Poitiers did have several fine little restaurants where you could get outstanding food and wine at nominal prices. When you entered most of these restaurants you felt as if you were inside a cave or grotto. They were great retreats. Of course I may have made the European experience sound like all fun and games which it certainly was not. We often worked long hours, sometimes until 12-1 in the morning to met certain deadlines and then have to be back at work by 7:30-8AM. Nights when we didn’t work that late we would often play poker until 2 in the morning, usually for high stakes, especially if we had just gotten our travel expense reimbursement checks. But I did get 2 promotions out of all that work, so that in my next assignment I was Auditor-in-Charge and supervised about 6 other auditors in La Rochelle, an Army port facility about 300 miles south of Paris. It was from there that I would drive back to Paris on weekends at speeds of 80-90MPH that I described in my previous entry.

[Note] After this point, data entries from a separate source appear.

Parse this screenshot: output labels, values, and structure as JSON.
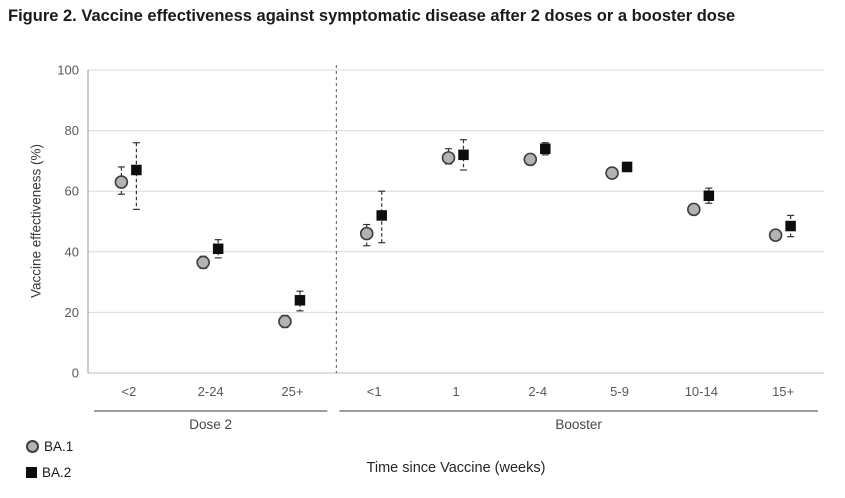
{
  "figure": {
    "title": "Figure 2. Vaccine effectiveness against symptomatic disease after 2 doses or a booster dose"
  },
  "chart_data": {
    "type": "scatter",
    "title": "Figure 2. Vaccine effectiveness against symptomatic disease after 2 doses or a booster dose",
    "xlabel": "Time since Vaccine (weeks)",
    "ylabel": "Vaccine effectiveness (%)",
    "ylim": [
      0,
      100
    ],
    "yticks": [
      0,
      20,
      40,
      60,
      80,
      100
    ],
    "grid": true,
    "legend_position": "bottom-left",
    "categories": [
      "<2",
      "2-24",
      "25+",
      "<1",
      "1",
      "2-4",
      "5-9",
      "10-14",
      "15+"
    ],
    "category_groups": [
      {
        "label": "Dose 2",
        "start": 0,
        "end": 2
      },
      {
        "label": "Booster",
        "start": 3,
        "end": 8
      }
    ],
    "separator_after_category": "25+",
    "series": [
      {
        "name": "BA.1",
        "marker": "circle",
        "fill": "#b3b3b3",
        "stroke": "#3d3d3d",
        "values": [
          63,
          36.5,
          17,
          46,
          71,
          70.5,
          66,
          54,
          45.5
        ],
        "ci_low": [
          59,
          34.5,
          15,
          42,
          69,
          69,
          65,
          52.5,
          44
        ],
        "ci_high": [
          68,
          38.5,
          19,
          49,
          74,
          72,
          67,
          55.5,
          47
        ]
      },
      {
        "name": "BA.2",
        "marker": "square",
        "fill": "#0d0d0d",
        "stroke": "#0d0d0d",
        "values": [
          67,
          41,
          24,
          52,
          72,
          74,
          68,
          58.5,
          48.5
        ],
        "ci_low": [
          54,
          38,
          20.5,
          43,
          67,
          72,
          66.5,
          56,
          45
        ],
        "ci_high": [
          76,
          44,
          27,
          60,
          77,
          76,
          69.5,
          61,
          52
        ]
      }
    ]
  },
  "colors": {
    "gridline": "#d9d9d9",
    "axis_line": "#a6a6a6",
    "x_axis_line": "#bfbfbf",
    "tick_label": "#595959",
    "error_bar": "#333333",
    "separator": "#595959",
    "group_line": "#7f7f7f",
    "title_text": "#1a1a1a",
    "ba1_fill": "#b3b3b3",
    "ba1_stroke": "#3d3d3d",
    "ba2_fill": "#0d0d0d"
  }
}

The last 9 months of my tour I actually secured an audit in Paris so I didn’t have to drive like a madman every weekend. One of my favorite restaurants there was called (English translation) the Rotisserie of the Royal Duck. It was notable because if you went in a party of 4, they would plunk down 3 magnum sized bottles of wine (white, red,and rose) and if you ever did get to the bottom of one of the bottles (which we never could) they would simply replace it with a fresh bottle. The fixed price menu also included an aperitif, an after-dinner drink and a 5 course menu, all for about $5.50 per person. You could see why it was so popular. We never failed to go reeling or staggering out of there in a drunken stupor when we were finished.
Of course I visited many other cities during my time there. I visited London several times, but if it was winter I preferred spending my time in the local pubs with natives having a “pint” rather than doing the touristy things in the cold and rain. But I felt guilty about not seeing the things I should so I made an effort to visit some sites like the Tower of London where Ann Boylyn was held and later beheaded by Henry VIII. Was disappointed however that I could find no blood in her stone cell. And so it went in other cities I visited. I spent most of my time in outdoor cafes or small night spots but did make an effort to see some of the cathedrals and other places of note. In retrospect I still enjoyed having a beer in an outdoor cafe rather than acting like a tourist.
Within a few months after my tour was up and I left France, Charles De Gaulle the French President and WWII hero booted all American military out of France. The whole kit and kaboodle had to relocate to Germany. I like to think that once De Gaulle learned that I was no longer in France he had no further use for the Americans.